I can no longer remember many details from those days: I only remember slogging through the endless rounds of meals and laundry (how do you keep a family in clean dry clothes when you have no dryer and it rains every day?), the preparations for Thanksgiving visitors, the Christmas cards and shopping -- all of it while feeling as if I were pushing a Sisyphean weight ahead of me. One day I looked down at my children and thought with dread: "I have to be these boys' mother for the rest of my life." I wanted to cry.
Maybe that was the point at which I said, like Miss Clavel, "Something is not right" -- that day when I looked at my boys and felt chiefly discouragement. I rented a light box and sat in front of it faithfully twice a day. I could feel myself uncurling, kind of like a daisy as the dew is drying. I did those women's-magazine-marriage-enhancing things like pushing myself to say "yes, and..." instead of "but--" when my husband finished a sentence. I made a point of having some fun with my older son every day and I said yes when a woman from church offered to take him to the library once a week so I could get some time alone with the baby.

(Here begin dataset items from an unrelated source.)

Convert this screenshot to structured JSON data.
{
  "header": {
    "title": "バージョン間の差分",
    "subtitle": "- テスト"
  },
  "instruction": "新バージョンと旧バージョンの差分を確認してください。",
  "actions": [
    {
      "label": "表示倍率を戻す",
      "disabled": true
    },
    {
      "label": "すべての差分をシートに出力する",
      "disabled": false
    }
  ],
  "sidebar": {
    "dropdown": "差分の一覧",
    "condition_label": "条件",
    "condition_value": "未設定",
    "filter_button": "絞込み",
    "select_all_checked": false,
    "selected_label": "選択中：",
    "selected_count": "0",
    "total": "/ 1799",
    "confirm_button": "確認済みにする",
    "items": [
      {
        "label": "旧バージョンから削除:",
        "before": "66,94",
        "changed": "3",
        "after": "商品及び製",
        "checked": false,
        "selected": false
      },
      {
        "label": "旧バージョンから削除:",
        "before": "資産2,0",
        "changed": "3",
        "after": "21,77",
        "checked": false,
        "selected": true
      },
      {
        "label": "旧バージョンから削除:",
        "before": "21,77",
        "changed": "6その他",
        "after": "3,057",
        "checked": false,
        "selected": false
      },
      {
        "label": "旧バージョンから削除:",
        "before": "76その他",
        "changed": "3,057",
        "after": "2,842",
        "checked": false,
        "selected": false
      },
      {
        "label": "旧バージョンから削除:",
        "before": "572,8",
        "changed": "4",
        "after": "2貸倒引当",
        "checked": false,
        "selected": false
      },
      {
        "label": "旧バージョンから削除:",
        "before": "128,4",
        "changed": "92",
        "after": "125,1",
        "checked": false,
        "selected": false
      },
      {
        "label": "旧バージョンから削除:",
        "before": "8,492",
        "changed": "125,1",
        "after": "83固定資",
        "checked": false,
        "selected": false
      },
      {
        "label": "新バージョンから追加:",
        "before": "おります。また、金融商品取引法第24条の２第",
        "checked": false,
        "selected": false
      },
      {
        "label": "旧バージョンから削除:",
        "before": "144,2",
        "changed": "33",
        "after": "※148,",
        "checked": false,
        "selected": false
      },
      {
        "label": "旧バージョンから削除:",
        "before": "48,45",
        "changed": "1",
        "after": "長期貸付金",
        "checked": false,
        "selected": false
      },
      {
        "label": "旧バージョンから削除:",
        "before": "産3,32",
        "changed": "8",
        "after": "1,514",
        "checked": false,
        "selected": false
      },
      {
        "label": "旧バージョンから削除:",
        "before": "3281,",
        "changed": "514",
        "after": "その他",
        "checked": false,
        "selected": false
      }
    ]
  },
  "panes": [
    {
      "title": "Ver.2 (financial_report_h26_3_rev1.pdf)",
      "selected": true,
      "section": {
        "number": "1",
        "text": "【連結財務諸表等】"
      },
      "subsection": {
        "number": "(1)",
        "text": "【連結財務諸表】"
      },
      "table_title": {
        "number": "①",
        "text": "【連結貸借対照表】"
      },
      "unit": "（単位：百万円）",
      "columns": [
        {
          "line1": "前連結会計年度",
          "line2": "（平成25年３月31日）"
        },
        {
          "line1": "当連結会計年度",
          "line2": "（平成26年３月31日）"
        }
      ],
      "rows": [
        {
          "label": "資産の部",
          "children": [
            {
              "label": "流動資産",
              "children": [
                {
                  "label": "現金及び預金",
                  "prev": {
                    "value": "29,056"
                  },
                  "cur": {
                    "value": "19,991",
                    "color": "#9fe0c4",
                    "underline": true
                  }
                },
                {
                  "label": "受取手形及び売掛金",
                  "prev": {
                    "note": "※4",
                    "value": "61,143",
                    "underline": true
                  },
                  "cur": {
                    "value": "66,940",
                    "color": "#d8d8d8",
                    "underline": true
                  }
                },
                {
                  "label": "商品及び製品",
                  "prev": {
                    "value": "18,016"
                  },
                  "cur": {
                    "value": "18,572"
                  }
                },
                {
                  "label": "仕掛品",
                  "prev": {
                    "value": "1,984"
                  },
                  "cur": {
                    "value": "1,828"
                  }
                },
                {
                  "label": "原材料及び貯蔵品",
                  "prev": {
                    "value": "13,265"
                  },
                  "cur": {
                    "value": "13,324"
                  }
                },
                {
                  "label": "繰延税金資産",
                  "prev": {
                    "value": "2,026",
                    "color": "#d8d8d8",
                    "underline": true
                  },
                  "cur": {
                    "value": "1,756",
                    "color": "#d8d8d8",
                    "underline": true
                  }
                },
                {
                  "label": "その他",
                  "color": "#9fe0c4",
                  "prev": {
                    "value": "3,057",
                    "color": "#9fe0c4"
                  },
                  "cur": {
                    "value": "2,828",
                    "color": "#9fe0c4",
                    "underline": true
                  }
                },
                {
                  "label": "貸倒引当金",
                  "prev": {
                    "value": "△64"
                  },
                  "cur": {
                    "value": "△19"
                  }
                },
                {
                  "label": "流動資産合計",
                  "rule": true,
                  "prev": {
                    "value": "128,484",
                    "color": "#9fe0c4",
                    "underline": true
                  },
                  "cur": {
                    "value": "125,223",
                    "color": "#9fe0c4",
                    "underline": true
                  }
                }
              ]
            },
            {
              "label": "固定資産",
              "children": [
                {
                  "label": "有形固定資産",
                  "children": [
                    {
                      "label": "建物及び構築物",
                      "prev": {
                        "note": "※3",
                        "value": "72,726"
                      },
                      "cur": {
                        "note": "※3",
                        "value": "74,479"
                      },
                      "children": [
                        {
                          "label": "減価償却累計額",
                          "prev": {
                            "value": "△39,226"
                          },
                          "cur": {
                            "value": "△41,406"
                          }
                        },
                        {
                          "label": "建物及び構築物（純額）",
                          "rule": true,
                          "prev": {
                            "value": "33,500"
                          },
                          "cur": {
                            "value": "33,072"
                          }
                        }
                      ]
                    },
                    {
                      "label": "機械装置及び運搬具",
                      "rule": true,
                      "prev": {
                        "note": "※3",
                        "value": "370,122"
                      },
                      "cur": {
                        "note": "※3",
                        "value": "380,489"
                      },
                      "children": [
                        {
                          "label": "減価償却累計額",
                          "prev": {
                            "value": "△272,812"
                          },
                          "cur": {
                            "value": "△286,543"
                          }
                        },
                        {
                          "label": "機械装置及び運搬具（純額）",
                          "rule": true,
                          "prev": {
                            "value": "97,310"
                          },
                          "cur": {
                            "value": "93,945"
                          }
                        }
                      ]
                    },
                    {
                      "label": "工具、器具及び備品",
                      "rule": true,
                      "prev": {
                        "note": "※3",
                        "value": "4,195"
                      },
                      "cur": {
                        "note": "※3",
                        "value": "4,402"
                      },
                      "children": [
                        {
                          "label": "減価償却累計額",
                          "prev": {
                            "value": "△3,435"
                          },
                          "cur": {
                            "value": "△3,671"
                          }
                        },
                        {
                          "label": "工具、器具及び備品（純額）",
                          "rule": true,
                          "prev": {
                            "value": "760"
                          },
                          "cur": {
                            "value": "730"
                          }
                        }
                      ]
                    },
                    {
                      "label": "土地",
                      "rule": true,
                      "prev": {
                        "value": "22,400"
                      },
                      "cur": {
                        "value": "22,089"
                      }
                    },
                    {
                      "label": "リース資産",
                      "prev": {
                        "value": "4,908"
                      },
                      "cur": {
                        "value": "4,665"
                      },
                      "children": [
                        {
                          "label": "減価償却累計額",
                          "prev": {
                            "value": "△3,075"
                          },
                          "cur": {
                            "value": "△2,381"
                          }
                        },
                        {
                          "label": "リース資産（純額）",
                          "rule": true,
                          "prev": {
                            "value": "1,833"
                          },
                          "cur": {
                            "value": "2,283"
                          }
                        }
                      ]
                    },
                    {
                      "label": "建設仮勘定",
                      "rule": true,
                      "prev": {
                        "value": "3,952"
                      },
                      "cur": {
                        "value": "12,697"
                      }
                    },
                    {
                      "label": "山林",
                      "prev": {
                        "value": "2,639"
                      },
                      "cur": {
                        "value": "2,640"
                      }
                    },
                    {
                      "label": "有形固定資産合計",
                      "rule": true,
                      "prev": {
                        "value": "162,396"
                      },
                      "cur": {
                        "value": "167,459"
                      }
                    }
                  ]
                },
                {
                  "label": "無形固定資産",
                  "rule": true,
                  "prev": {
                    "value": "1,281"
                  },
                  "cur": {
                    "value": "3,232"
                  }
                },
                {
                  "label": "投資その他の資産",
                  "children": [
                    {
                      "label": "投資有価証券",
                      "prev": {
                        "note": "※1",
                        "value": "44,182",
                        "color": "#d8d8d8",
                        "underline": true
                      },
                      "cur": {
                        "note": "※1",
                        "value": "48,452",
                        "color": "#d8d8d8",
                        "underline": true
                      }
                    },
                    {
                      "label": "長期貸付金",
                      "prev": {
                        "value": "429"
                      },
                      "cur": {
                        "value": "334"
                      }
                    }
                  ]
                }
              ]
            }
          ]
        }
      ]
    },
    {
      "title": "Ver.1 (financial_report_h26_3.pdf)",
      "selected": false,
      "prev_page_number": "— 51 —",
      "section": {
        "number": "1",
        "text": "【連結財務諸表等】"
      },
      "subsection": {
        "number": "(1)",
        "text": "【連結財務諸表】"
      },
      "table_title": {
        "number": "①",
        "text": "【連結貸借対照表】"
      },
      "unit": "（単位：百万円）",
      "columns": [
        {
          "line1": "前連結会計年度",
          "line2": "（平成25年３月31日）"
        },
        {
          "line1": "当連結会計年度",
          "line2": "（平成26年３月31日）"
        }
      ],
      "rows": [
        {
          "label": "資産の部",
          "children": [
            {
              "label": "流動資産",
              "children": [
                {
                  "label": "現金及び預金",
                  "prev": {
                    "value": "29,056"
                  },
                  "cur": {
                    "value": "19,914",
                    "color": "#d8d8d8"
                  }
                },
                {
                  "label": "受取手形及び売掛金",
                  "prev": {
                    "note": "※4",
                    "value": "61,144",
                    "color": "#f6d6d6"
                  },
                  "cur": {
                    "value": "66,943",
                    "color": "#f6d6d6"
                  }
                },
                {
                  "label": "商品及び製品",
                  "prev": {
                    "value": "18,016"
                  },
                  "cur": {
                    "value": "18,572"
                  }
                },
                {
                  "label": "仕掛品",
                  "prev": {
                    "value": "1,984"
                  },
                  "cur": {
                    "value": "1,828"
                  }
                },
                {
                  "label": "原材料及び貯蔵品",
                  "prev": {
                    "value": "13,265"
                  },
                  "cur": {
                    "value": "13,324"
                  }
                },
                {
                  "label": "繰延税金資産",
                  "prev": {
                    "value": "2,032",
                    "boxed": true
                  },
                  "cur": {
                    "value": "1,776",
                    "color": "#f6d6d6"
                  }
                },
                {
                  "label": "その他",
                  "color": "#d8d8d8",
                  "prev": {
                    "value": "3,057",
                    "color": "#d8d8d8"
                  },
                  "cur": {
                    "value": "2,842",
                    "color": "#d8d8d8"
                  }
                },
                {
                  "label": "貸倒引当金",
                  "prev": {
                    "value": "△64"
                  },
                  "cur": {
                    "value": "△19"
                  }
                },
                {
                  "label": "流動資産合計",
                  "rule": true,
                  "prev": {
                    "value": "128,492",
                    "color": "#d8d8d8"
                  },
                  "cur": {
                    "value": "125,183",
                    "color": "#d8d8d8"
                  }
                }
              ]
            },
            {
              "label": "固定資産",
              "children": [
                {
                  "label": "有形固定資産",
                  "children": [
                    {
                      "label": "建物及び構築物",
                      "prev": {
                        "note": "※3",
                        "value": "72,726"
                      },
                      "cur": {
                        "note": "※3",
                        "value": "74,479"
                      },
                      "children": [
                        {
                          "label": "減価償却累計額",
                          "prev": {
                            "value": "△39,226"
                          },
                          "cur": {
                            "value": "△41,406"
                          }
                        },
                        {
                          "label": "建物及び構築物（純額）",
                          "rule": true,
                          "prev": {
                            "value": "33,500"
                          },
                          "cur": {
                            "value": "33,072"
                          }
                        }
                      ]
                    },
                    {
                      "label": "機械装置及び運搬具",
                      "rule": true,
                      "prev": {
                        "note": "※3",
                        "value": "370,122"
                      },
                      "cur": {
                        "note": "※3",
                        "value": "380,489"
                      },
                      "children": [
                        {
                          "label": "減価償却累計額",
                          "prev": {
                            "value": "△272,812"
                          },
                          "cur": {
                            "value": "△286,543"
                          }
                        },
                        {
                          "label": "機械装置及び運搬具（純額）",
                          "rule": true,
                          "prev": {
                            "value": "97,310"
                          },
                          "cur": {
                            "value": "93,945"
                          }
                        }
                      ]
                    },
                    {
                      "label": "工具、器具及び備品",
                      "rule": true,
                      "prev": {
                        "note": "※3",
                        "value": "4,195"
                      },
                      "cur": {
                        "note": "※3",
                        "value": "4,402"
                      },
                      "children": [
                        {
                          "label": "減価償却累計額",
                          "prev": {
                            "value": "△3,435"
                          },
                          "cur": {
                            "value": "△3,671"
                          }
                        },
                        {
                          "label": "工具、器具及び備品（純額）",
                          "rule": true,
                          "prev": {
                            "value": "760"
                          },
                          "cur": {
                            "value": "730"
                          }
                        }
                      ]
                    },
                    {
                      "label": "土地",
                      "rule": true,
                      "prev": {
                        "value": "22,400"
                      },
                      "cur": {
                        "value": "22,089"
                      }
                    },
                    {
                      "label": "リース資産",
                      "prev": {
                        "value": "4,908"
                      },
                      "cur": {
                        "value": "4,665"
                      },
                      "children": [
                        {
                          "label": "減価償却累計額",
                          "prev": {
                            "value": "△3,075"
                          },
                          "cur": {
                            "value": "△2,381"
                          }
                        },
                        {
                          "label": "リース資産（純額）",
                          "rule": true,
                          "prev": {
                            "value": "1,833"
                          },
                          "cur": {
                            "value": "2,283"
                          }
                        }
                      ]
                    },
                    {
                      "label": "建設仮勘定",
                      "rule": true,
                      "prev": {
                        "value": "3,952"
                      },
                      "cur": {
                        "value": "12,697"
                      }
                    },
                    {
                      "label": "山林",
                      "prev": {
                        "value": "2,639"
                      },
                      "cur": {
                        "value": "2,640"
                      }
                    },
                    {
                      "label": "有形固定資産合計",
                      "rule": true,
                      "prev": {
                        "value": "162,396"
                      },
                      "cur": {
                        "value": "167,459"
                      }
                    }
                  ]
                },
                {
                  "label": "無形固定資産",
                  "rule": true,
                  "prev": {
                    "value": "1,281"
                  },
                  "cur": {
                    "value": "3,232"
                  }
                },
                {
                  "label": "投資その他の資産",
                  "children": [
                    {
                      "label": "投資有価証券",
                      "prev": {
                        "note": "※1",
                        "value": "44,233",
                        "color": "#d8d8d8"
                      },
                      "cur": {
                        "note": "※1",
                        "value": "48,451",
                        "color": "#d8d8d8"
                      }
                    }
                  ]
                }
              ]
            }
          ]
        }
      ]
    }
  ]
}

And I saw the truth of the saying "If Mama ain't happy, ain't nobody happy." When Mama gets less unhappy, ain't nobody quite as unhappy as they were. (Let me reiterate here my contention that the whole thing should be changed to "If Mama ain't happy, the rest of the family cuts her some slack and perhaps gives her a footrub.") On Christmas Eve my husband climbed out of bed after a week of the flu. He went out briefly and came back with flowers (Gerbera daisies, now that I think about it). When he proffered them shyly I put my head in my hands and cried with gladness and with relief that the siege seemed to have ended. Later that night we went to midnight Mass together. As we walked through empty streets I sang quietly: "Light and life to all he brings, ris'n with healing in his wings." Haltingly, cautiously, we lurched back into the neighborhood of normal.
Remember all the Y2K hysteria -- the apocalyptic predictions and the stockpiling of lentils and bottled water? On the last night of 1999 we listened to the radio reports that assured us civilization was not collapsing in Japan and Russia and Italy (the previous month's dire warnings about the state of Italian sewage systems notwithstanding). We played a companionable game of Scrabble. At midnight we walked to the corner where we could see the fireworks exploding over the heart of the city. Back at home I put Paul Simon's "Graceland" album on the stereo and my husband kissed me, tentatively, and then kissed me again.
I used to think "The Boy in the Bubble," the first song from that album, was all about the bleakness and isolation of modern life. But I will always remember hearing it that night as we crossed together from December into January, from the twentieth century into the twenty-first. I hear Paul Simon singing "These are the days of miracle and wonder" and it sounds like hope to me. "And don't cry, baby, don't cry," he sings, and it puts me in mind of stuttering steps toward an unknown future, fuzzy-edged and full of promise.